As described in a forthcoming paper in Applied Optics,* scientists at the National Institute of Standards and Technology (NIST) and the National Renewable Energy Laboratory have made prototype pyroelectric detectors coated with carbon nanotubes. Pyroelectric detectors and other thermal detectors are the basis for all primary standards used to ensure that laser power and energy measurements are traceable to fundamental units. The coating absorbs laser light and converts it to heat, which is conducted to a detector underneath made of pyroelectric material. The detector's rise in temperature generates a current, which is measured to determine the power of the laser.
Carbon nanotubes---tiny cylinders made of carbon atoms---conduct heat hundreds of times better than today's detector coating materials. Nanotubes are also resistant to laser damage and, because of their texture and crystal properties, absorb light efficiently. Scientists hope that the nanotubes' resistance to aging and hardening will allow them to extend the range of NIST laser power standards to ultraviolet wavelengths, which would support the development and calibration of sensors for detecting chemical and biological weapons. The research also may contribute to the use of carbon nanotubes in fuel cells.

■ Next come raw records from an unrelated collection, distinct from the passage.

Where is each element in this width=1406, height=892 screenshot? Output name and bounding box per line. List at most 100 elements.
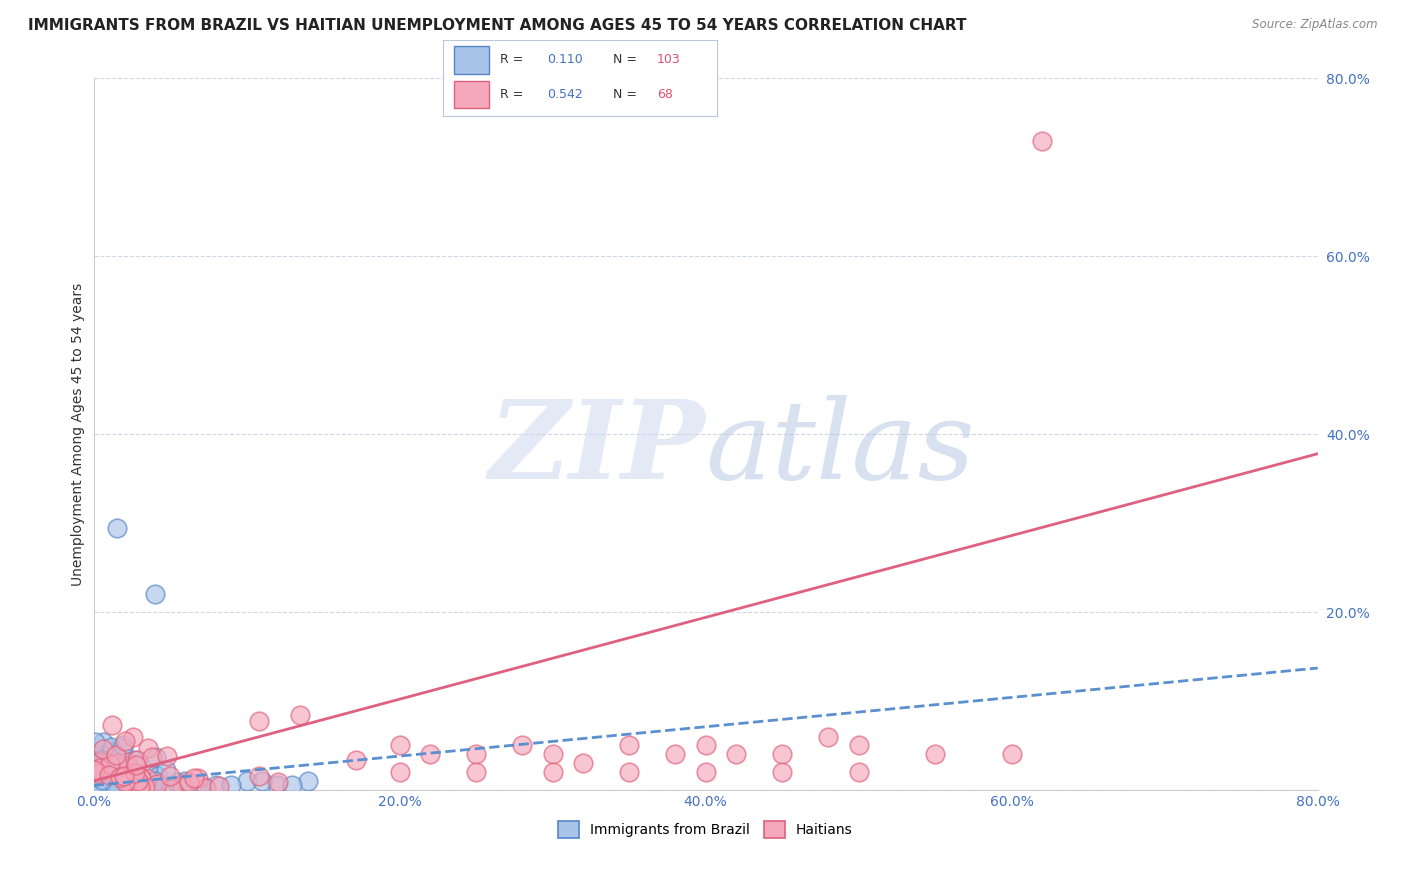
Point	[94, 755, 117, 769]
Point	[91, 772, 114, 787]
Point	[91, 753, 114, 767]
Point	[100, 765, 122, 780]
Point	[89, 778, 111, 792]
Point	[155, 763, 177, 777]
Text: 103: 103	[657, 54, 681, 66]
Point	[848, 739, 870, 753]
Point	[267, 774, 290, 789]
Point	[94, 781, 117, 796]
Point	[87, 760, 110, 774]
Point	[146, 769, 169, 783]
Point	[105, 773, 128, 788]
Point	[89, 781, 111, 796]
Point	[87, 780, 110, 795]
Point	[664, 747, 686, 762]
Point	[98, 762, 121, 776]
Point	[344, 753, 367, 767]
Point	[617, 765, 640, 780]
Point	[84, 769, 107, 783]
Point	[107, 767, 129, 781]
Point	[117, 765, 139, 780]
Y-axis label: Unemployment Among Ages 45 to 54 years: Unemployment Among Ages 45 to 54 years	[72, 283, 86, 586]
Point	[179, 774, 201, 789]
Point	[124, 766, 146, 780]
Point	[136, 779, 159, 793]
Point	[817, 730, 839, 744]
Text: N =: N =	[613, 88, 637, 101]
Point	[183, 771, 205, 785]
Point	[388, 765, 411, 780]
Point	[104, 747, 127, 762]
Point	[124, 781, 146, 796]
Point	[114, 757, 136, 772]
Point	[465, 747, 488, 762]
Point	[172, 779, 194, 793]
Point	[159, 769, 181, 783]
Point	[105, 756, 128, 771]
Text: atlas: atlas	[706, 394, 976, 502]
Point	[134, 774, 156, 789]
Point	[141, 749, 163, 764]
Point	[115, 765, 138, 780]
Point	[208, 779, 231, 793]
Text: ZIP: ZIP	[489, 394, 706, 502]
Point	[127, 774, 149, 789]
Point	[205, 779, 228, 793]
Point	[135, 771, 157, 785]
Point	[103, 764, 125, 779]
Point	[247, 714, 270, 728]
Point	[104, 765, 127, 780]
Point	[93, 769, 115, 783]
Point	[104, 781, 127, 796]
Point	[91, 772, 114, 787]
Point	[117, 758, 139, 772]
Point	[132, 780, 155, 794]
Point	[120, 777, 142, 791]
Point	[91, 774, 114, 789]
Point	[143, 774, 166, 789]
Text: 0.542: 0.542	[547, 88, 583, 101]
Point	[90, 782, 112, 797]
Point	[84, 763, 107, 777]
Point	[105, 780, 128, 795]
Point	[541, 765, 564, 780]
Point	[117, 774, 139, 789]
Point	[465, 765, 488, 780]
Point	[115, 756, 138, 770]
Text: N =: N =	[613, 54, 637, 66]
Point	[98, 782, 121, 797]
Point	[84, 780, 107, 794]
Point	[100, 718, 122, 732]
Point	[114, 734, 136, 748]
Point	[770, 765, 793, 780]
Point	[115, 759, 138, 773]
Point	[235, 774, 257, 789]
Point	[250, 774, 273, 789]
Point	[281, 779, 304, 793]
Point	[84, 781, 107, 796]
Point	[100, 739, 122, 754]
Point	[86, 757, 108, 772]
Point	[510, 739, 533, 753]
Point	[114, 772, 136, 787]
Point	[136, 741, 159, 756]
Point	[87, 766, 110, 780]
Point	[96, 778, 118, 792]
Point	[84, 756, 107, 770]
Point	[143, 587, 166, 601]
Point	[96, 779, 118, 793]
Point	[124, 753, 146, 767]
Point	[91, 777, 114, 791]
Point	[114, 773, 136, 788]
Point	[1001, 747, 1024, 762]
Point	[725, 747, 748, 762]
Point	[104, 781, 127, 796]
Point	[145, 777, 167, 791]
Point	[297, 774, 319, 789]
Point	[87, 780, 110, 794]
Point	[98, 757, 121, 772]
Text: R =: R =	[501, 54, 524, 66]
Point	[89, 780, 111, 795]
Point	[541, 747, 564, 762]
Point	[87, 755, 110, 769]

As described in the paper, the NIST-led research team was first to demonstrate the use of an airbrush technique to apply carbon nanotubes to a thermal detector. The team also will report, at a workshop on carbon nanotubes at NIST Jan. 26-28, growing multiwalled nanotubes directly on detectors with a chemical vapor deposition process. The team is now measuring the optical and thermal properties of various tube compositions and topologies, using an unusual approach that is much faster than conventional methods.